Normalize text to a standard form.

```bash
stringpod normalize "Hello, World!!!"
stringpod normalize "    Hello,   World!!!" --options "all"
stringpod normalize "歌曲（純音樂）" --options "ignore_chinese_variant"
```

### Normalizer Options

* `strip_whitespace`: Strip whitespace (leading and trailing) from the text (default: `False`)
* `remove_whitespace`: Remove whitespace (all whitespace characters) from the text (default: `False`)
  * `strip_whitespace` will not be needed if `remove_whitespace` is `True`
* `ignore_chinese_variant`: Ignore Chinese variant (default: `False`)
* `ignore_case`: Ignore case (default: `False`)
  * English will be converted to lowercase
  * Chinese will be converted to simplified Chinese
* `nfkc`: Normalize to NFKC (default: `True`)

### Number Parser

Parse numbers from text.

```bash
stringpod number "One hundred and twenty-three"
stringpod number "One hundred and twenty-three" --language "en"
```

### Number Parser Options

* `language`: Language of the number (default: `en`)

### Compare Pinyin

Compare pinyin of two texts.

```bash
stringpod cmp-pinyin "你好" "你号"
stringpod cmp-pinyin "你好" "你号" --options "with_tone"
stringpod cmp-pinyin "你好" "你号" --options "spoken_tone"
```

### Pinyin Options

* `with_tone`: Whether to include the tone (default: `False`)
* `spoken_tone`: Whether to use the spoken tone (default: `False`)

## Development

```bash
poetry install -E dev -E docs -E test
poetry run pre-commit install
```

### CLI Application

```bash
poetry run python -m stringpod.cli --help
```

### Python API

```bash
poetry run python -m stringpod.stringpod --help
```

### Testing

```bash
poetry run pytest # Run Pytest
poetry run python -m stringpod.stringpod -v # Run Doctests
```

## Credits

Core packages:

* [number-parser](https://github.com/scrapinghub/number-parser)
* [pypinyin](https://github.com/mozillazg/python-pinyin)
* [opencc](https://github.com/BYVoid/OpenCC)
* [jieba](https://github.com/fxsjy/jieba)

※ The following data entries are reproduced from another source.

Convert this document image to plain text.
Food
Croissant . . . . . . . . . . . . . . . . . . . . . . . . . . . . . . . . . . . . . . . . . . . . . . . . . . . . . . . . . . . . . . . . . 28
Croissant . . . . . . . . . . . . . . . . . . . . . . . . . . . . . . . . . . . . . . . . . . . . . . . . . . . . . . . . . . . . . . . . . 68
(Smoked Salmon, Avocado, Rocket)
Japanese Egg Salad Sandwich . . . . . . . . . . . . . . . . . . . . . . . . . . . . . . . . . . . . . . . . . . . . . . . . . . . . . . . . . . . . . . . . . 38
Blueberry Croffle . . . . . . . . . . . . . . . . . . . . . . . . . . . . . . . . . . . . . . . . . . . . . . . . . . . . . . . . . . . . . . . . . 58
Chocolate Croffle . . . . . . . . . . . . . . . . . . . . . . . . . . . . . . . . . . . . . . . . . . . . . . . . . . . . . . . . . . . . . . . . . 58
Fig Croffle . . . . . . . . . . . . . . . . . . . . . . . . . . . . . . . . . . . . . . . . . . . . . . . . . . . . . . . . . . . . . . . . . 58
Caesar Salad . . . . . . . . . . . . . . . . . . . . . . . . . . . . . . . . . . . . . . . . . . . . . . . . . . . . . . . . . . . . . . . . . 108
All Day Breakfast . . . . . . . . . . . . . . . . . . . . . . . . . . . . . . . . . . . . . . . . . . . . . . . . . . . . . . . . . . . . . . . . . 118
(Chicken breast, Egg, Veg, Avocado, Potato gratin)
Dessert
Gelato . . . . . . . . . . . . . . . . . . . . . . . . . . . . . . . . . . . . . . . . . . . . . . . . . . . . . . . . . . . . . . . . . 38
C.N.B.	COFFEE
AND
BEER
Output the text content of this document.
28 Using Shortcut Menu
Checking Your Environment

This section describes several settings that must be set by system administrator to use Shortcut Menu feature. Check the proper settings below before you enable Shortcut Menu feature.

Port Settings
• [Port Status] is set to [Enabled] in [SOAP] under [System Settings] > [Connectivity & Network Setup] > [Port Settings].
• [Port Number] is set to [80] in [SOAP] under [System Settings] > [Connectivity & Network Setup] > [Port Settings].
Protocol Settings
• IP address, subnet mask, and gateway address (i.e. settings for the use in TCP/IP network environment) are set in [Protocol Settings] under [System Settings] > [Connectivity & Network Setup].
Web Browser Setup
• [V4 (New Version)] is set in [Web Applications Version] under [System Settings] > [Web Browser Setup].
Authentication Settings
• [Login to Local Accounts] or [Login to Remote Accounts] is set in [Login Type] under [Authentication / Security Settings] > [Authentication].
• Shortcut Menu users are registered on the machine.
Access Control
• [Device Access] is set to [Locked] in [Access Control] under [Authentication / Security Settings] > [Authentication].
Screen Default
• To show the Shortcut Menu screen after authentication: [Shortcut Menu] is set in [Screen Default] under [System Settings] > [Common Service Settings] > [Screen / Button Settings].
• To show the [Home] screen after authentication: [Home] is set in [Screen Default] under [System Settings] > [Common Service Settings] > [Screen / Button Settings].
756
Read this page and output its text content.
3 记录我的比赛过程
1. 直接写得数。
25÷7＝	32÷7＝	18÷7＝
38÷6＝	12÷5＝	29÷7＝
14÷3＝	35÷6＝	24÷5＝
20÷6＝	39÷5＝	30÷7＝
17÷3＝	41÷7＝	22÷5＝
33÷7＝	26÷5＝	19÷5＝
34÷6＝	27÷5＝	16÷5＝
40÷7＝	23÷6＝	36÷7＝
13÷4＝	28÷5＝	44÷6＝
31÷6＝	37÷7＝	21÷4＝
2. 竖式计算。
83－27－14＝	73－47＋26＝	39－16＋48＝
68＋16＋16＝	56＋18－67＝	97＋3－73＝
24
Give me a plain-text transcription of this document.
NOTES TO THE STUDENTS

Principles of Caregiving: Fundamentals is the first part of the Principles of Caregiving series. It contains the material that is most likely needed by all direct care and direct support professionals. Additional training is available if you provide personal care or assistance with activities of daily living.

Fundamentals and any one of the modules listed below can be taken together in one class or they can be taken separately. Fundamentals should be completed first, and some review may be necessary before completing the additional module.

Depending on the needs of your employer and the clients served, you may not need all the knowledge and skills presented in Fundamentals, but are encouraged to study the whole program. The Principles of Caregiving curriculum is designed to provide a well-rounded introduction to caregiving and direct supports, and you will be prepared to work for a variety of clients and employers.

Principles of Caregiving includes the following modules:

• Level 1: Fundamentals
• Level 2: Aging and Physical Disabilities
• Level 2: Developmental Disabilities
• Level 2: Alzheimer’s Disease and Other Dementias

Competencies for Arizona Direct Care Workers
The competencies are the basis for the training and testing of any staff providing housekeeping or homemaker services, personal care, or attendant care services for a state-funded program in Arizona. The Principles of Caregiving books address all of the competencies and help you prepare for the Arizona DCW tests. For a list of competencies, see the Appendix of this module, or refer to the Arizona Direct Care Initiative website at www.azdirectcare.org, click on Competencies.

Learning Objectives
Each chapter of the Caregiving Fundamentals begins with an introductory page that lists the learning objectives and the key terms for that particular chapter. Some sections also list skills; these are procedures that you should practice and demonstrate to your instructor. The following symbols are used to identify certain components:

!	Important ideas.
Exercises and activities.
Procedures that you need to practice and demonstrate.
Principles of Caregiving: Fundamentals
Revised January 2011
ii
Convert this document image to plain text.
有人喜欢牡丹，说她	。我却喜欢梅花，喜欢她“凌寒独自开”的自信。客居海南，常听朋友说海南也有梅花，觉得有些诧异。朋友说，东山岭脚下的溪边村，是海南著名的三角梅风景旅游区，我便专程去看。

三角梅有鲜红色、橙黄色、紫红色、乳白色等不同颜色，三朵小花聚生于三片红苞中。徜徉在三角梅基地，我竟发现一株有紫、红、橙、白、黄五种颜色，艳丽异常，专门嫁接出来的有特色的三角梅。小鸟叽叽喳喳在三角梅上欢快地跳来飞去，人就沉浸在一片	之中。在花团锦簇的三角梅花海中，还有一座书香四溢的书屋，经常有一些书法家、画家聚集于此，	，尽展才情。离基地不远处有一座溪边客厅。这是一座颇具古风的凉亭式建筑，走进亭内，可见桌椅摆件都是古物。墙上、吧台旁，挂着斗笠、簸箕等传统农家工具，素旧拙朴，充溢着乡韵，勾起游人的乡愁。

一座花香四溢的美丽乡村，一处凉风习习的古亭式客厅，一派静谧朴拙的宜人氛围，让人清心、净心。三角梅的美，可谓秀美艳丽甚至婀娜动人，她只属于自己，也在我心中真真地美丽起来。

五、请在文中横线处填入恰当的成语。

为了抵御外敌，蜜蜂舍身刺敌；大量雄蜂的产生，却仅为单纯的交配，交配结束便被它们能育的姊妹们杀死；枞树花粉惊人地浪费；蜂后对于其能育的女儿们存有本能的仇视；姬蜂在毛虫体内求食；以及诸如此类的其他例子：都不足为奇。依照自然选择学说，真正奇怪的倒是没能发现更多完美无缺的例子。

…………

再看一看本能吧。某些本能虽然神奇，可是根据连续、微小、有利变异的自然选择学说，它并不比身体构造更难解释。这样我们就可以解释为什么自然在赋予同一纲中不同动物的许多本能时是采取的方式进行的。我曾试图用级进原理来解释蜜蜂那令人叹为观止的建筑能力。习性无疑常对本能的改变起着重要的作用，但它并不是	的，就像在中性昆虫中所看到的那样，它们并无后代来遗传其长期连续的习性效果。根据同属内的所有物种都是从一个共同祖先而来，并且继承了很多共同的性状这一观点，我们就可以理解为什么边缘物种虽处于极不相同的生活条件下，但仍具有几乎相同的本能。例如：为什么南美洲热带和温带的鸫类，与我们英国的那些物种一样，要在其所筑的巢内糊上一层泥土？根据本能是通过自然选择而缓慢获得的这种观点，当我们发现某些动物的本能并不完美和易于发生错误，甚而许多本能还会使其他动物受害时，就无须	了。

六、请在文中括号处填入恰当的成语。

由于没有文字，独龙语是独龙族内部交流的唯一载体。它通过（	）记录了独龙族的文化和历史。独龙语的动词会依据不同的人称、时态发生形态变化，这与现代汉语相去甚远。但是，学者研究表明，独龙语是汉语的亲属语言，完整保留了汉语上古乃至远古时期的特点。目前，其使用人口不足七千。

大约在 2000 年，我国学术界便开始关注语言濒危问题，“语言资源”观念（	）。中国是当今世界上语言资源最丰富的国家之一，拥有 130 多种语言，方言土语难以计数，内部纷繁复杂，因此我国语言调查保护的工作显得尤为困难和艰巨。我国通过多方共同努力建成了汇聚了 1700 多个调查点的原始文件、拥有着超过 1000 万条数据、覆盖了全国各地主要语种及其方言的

This package was created with [Cookiecutter](https://github.com/audreyr/cookiecutter) and the [waynerv/cookiecutter-pypackage](https://github.com/waynerv/cookiecutter-pypackage) project template.

## License

This project is licensed under the MIT License - see the LICENSE file for details.